Harry Bromet describes the events of February 1941 in Amsterdam.

Source: Sarah and Neuberger Holocaust Education Centre, 1988; editing: Montreal Holocaust Museum, 2021.

Harry Bromet was born in 1928 in Amsterdam (Netherlands). His parents were traditional Jews who observed the holidays and sent Harry and his sister to a Jewish school. When Jewish refugees from Poland and Germany began arriving in the Netherlands in the second half of the 1930s, Harry’s parents and grandparents helped them settle locally as well as immigrate to America.

Following the German occupation of Holland in May 1940, various anti-Jewish measures were introduced. In February 1941, the Germans rounded up several hundred Jews in Amsterdam and deported them to the Mauthausen concentration camp (Austria). In response to the brutal treatment of the Jews, the population of Amsterdam protested in what was one of the few acts of open resistance to the Nazis. Amsterdammers went on a general strike, which was supressed by the Germans after a few days.

After the strike, the Germans confined the Jews to the Jewish quarter. From April 1942, Jews were required to wear the yellow star. Fourteen-year-old Harry regularly left the Jewish quarter to get food for his family. He was denounced by a shopkeeper where he often shopped without wearing the star. He was taken to the Gestapo headquarters and kept there for several days.

Soon after his father’s deportation to the Westerbork transit camp (Netherlands), Harry went into hiding with his mother and sister. Harry’s father managed to escape from the camp and rejoined the family. For a short period of time, the family was able to hide together in a location arranged by the Dutch underground in another city.

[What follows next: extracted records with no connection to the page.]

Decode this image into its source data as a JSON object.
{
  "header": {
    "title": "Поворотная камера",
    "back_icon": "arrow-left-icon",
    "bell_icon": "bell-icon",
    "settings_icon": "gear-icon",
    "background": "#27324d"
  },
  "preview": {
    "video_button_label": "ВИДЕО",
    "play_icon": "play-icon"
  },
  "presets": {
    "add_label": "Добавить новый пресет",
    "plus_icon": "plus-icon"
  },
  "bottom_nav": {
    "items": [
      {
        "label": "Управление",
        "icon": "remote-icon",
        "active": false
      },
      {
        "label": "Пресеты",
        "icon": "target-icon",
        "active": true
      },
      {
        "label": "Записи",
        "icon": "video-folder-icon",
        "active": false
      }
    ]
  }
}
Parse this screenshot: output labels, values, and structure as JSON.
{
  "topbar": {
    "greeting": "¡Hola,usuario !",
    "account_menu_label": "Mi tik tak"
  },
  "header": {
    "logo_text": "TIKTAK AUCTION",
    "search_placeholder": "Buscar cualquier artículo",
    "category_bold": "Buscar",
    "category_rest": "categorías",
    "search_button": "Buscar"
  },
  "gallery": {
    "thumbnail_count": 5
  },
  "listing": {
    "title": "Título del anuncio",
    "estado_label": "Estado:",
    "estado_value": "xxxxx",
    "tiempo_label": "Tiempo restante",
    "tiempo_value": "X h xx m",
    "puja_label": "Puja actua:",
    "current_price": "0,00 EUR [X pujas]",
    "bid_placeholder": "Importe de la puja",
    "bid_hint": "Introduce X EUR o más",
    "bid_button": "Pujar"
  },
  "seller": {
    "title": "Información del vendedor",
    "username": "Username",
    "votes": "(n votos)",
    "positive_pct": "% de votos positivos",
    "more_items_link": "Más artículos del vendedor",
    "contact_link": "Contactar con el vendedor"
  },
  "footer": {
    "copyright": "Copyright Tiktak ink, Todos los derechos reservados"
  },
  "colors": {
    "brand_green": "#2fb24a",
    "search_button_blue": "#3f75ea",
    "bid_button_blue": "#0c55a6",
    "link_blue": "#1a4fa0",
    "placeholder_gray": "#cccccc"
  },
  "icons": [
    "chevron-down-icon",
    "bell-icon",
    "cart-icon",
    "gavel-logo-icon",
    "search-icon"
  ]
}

Later, Harry went to hide on a farm, and the rest of his family hid in different locations but they were denounced and deported. After the deportation of his parents, Harry could no longer pay the farmer who hid him, and he was kicked out.

He made is way back to Amsterdam and contacted the Underground. They helped him find a new hiding place, and he got involved in their activities. When the American army crossed the border into Holland in September 1944, Harry’s unit joined the army, and they participated in the liberation of Germany.

Dutch Nazis came into the Jewish neighbourhood and started to smash windows from stores and started a fight.
Harry Bromet

After liberation, Harry returned to Amsterdam and learned that his family had been killed. He met his wife in 1946 in a camp preparing young Jews to illegally immigrate to Palestine. They went to Palestine in 1948 but found that the living conditions were extremely harsh, so after four years, they decided to return to the Netherlands. They immigrated to Canada in 1958 and settled in Toronto.